Verloren in Frankfurt
Ja, ich muss eine Geschichte erzählen, die ich noch nie erzählt habe, da ich mich heute noch ein bisschen für eine Idiotie schäme. Kurz vor Weihnachten 2022 setzte ich mich ins Auto nach Mainz, um mir das Gutenberg Museum genauer anzuschauen. Vor der Gutenberggedenkstätte drückte ich mich durch das Getümmel des Weihnachtsmarkts. Dann war ich drin und ich kann dieses Museum sehr empfehlen. Es widmet sich einer großen technischen Revolution, dem Druck mit beweglichen Blättern. Es war geradezu eine Zeitenwende, ähnlich wie die heutige Digitalisierung. Noch ganz im Glück von den Erkenntnissen des Gutenbergmuseums fuhr ich später auf Frankfurt zu.

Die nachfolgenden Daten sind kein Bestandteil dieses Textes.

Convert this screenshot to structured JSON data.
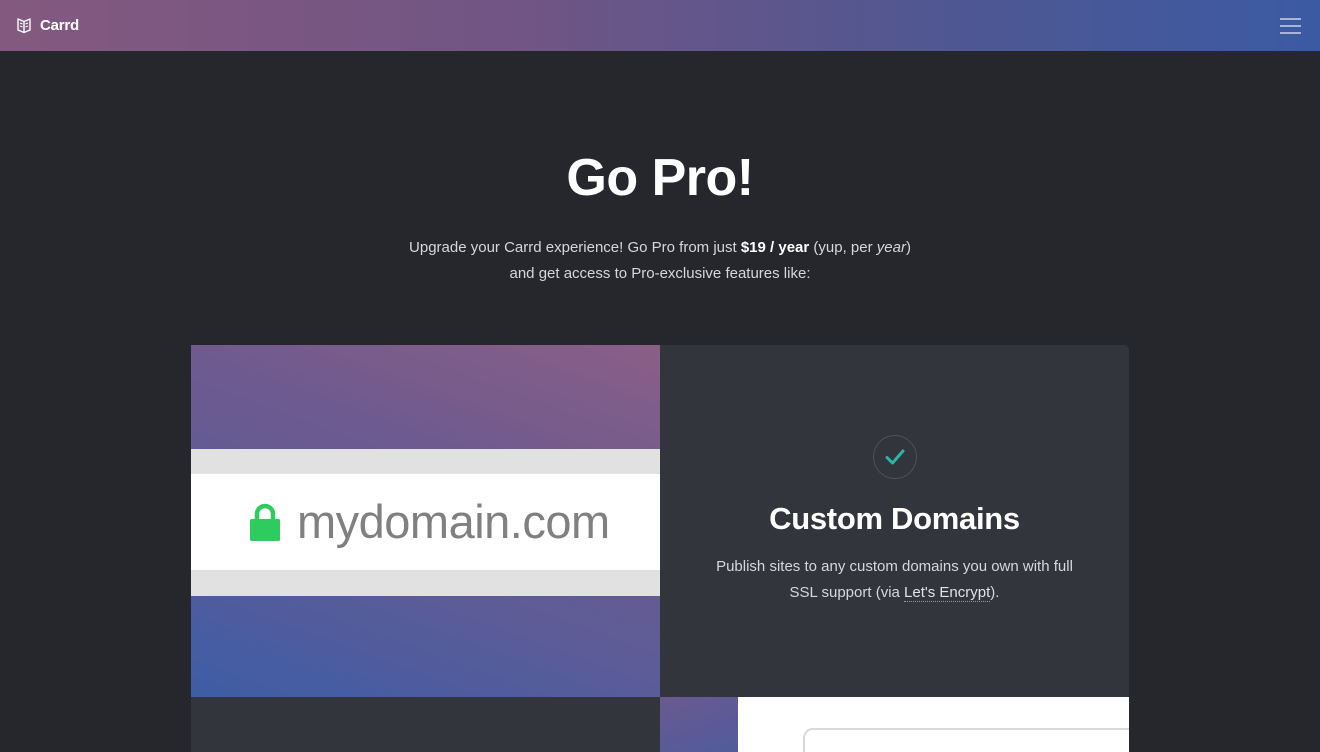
{
  "header": {
    "brand_name": "Carrd",
    "logo_icon": "carrd-logo-icon",
    "menu_icon": "hamburger-menu-icon"
  },
  "hero": {
    "title": "Go Pro!",
    "sub_part1": "Upgrade your Carrd experience! Go Pro from just ",
    "price": "$19 / year",
    "sub_part2": " (yup, per ",
    "per_word": "year",
    "sub_part3": ")",
    "sub_line2": "and get access to Pro-exclusive features like:"
  },
  "features": [
    {
      "image": {
        "domain": "mydomain.com",
        "icon": "lock-icon"
      },
      "icon": "checkmark-icon",
      "title": "Custom Domains",
      "desc_part1": "Publish sites to any custom domains you own with full SSL support (via ",
      "link_text": "Let's Encrypt",
      "desc_part2": ")."
    }
  ],
  "colors": {
    "background": "#25272d",
    "card": "#33353c",
    "accent_check": "#2fb3a6",
    "lock_green": "#2ecc5f"
  }
}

Hatte ich bei der Durchquerung des Mainzer Weihnachtsmarkts zuviel Glühweindunst inhaliert? Das weitere Geschehen lässt dies vermuten. Immerhin noch fahrtüchtig, etwas verträumt, kamen die Frankfurter Wolkenkratzer in Sicht. Ich erinnere mich noch an die Eroberung der Stadt über die Mainzer Landstraße, die bis ins Zentrum führt. In irgendeiner Seitenstraße zwischen Glashochhäusern sah ich freie Parkplätze. Also, das Ruder herumgerissen, und zack war ein prima Parkplatz ergattert. Als unwilliger Wandersmann, habe ich im Kofferraum immer ein Fahrrad in Reserve. Ich entließ mein altes Colnago-Rennrad in die “frische Luft” Frankfurts, richtete den Lenker gerade, schraubte den Sattel in gewohnte Höhe, schloss den VW ab und rollte alsbald gemächlich bergab in Richtung des Mains. Das Karmeliterkloster in der Münzgasse wurde angesteuert. Das Klosterareal beherbergt als Museum frühgeschichtliche Funde und die Zeit des Frankfurter Mittelalters. Im Krieg wurde vom Kloster einiges zerstört. Mich interessierte das Dormitorium und der Kreuzgang und damit die Wandmalerei von Jerg Ratgeb.
Nach zwei Stunden in dem Museum dachte ich an die Heimfahrt, also wieder rauf aufs Rad, noch ein bisschen am Mainufer herumgegondelt und dann ab zum Auto. Nach drei Stunden hatte ich es immer noch nicht gefunden. So schnell verliere ich nicht die Fassung, aber man glaube mir, ich war mit den Nerven total runter. In Frankfurt kenne ich mich nun bestens aus, alles abgeradelt. Ich geriet dann in den Dunst und das Durcheinander des Frankfurter Weihnachtsmarktes und fand dann dort eine Polizeiwache. Es dämmerte schon. Geduldig wartete ich an der Pfort bis der Zerberus hinter einer Glasscheibe ein offensichtlich zähes Telefonat beendet hatte. Hinter mir ein Kommen und Gehen von Polizisten. Es hatte zuvor, zu allem Überfluss auch noch Sprühregen eingesetzt und so stand ich buchstäblich wie ein begossener Pudel in der Zugluft.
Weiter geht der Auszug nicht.